1 pęczek białych szparagów
1 mała pietruszka
kawałek selera (wielkości małego ziemniaka)
1 średnia marchewka
biała część średniego pora (ok. 5 cm)
2 nieduże ziemniaki
sól, biały pieprz
kilka kropli cytryny
3-4 łyżki śmietanki 30%
750ml wywaru warzywnego
Nie wiem, jak to się dzieje, ale czasem zupa z białych szparagów wychodzi pachnąca i esencjonalna, a innym razem jest zupełnie do bani. Postanowiłam więcej nie ryzykować i opracowałam swój własny niezawodny przepis na zupę, którą można z łatwością doprawić sokiem z cytryny i ewentualnie szczyptą przyprawy do zup (jeśli pechowo trafimy na włoszczyznę wypraną ze smaku).

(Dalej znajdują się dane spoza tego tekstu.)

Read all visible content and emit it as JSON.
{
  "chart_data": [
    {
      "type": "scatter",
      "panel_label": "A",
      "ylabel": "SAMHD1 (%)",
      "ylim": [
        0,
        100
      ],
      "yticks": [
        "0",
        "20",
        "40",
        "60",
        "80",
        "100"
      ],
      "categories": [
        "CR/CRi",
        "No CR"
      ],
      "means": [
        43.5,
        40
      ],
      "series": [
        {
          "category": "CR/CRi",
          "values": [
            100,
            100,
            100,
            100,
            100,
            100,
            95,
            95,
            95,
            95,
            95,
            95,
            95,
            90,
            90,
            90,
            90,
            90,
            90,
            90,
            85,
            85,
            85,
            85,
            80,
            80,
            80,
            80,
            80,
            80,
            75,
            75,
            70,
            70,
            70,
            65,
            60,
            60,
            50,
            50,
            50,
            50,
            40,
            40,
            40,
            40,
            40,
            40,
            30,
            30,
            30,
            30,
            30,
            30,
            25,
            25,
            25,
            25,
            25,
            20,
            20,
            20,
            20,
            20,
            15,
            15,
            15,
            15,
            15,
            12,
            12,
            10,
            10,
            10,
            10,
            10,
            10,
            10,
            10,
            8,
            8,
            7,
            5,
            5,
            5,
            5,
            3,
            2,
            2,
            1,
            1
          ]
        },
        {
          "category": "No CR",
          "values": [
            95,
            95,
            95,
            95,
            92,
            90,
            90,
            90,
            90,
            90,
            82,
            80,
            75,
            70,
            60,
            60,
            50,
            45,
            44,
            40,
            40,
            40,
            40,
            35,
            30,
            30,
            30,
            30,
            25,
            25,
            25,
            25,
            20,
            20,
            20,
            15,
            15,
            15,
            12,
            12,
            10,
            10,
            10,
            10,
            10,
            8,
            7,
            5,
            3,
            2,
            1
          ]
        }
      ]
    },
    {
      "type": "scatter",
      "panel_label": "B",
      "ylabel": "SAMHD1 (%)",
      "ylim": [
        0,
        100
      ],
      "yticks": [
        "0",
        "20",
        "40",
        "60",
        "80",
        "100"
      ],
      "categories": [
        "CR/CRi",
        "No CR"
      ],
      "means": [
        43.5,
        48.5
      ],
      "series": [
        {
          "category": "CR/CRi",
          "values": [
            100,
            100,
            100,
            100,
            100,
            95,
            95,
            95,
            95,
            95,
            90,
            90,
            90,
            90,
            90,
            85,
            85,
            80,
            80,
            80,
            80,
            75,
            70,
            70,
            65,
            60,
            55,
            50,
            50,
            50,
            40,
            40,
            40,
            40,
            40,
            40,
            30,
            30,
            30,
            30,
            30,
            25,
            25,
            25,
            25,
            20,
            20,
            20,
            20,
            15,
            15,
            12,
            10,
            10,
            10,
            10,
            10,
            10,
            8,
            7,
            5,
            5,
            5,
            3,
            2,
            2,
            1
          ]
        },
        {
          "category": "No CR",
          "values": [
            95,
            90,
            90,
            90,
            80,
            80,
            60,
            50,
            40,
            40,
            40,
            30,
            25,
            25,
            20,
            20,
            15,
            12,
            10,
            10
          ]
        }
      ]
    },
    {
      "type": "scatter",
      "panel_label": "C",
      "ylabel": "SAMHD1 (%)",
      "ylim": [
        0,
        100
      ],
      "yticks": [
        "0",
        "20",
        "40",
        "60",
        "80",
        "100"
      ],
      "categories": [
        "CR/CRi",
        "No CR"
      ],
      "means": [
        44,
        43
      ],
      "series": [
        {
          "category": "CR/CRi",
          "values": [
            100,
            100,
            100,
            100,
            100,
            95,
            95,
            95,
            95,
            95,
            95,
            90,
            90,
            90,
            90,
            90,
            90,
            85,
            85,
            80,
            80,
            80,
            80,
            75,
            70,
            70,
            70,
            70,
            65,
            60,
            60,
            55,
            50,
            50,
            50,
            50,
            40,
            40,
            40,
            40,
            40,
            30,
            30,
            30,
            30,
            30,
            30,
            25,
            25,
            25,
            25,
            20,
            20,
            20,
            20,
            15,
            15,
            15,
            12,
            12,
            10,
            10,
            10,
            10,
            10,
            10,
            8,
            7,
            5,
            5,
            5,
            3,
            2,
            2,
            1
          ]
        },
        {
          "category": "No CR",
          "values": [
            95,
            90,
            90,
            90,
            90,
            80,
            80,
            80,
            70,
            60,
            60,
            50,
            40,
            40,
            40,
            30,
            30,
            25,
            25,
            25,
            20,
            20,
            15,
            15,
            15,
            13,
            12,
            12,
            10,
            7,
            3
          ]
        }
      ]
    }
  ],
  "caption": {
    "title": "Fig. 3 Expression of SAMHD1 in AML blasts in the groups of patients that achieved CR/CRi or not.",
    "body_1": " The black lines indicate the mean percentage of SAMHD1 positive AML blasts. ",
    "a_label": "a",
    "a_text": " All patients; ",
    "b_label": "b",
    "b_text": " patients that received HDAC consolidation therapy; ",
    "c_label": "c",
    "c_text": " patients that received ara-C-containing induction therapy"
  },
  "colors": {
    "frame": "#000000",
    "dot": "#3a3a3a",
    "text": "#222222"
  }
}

Spieszcie się, dopóki sezon na szparagi w pełni...
Szparagi umyj, odetnij twarde końcówki, pozostałą część (oprócz główek) obierz.
Włoszczyznę umyj, oczyść, pokrój, przełóż do rondelka. Zalej wywarem, osól, ugotuj do miękkości. W połowie gotowania dodaj obrane i pokrojone ziemniaki, na koniec dodaj pokrojone szparagi (ok. 1,5 szkl) i szczyptę pieprzu.
Przestudź, przelej do pojemnika koktajlowego, dodaj słodką śmietankę, kilka kropli soku z cytryny i dokładnie zmiksuj (jeśli wolisz, możesz użyć malaksera).
Zupę możesz podać tuż po przyrządzeniu, lub przygotować ją w przeddzień planowanej wizyty gości.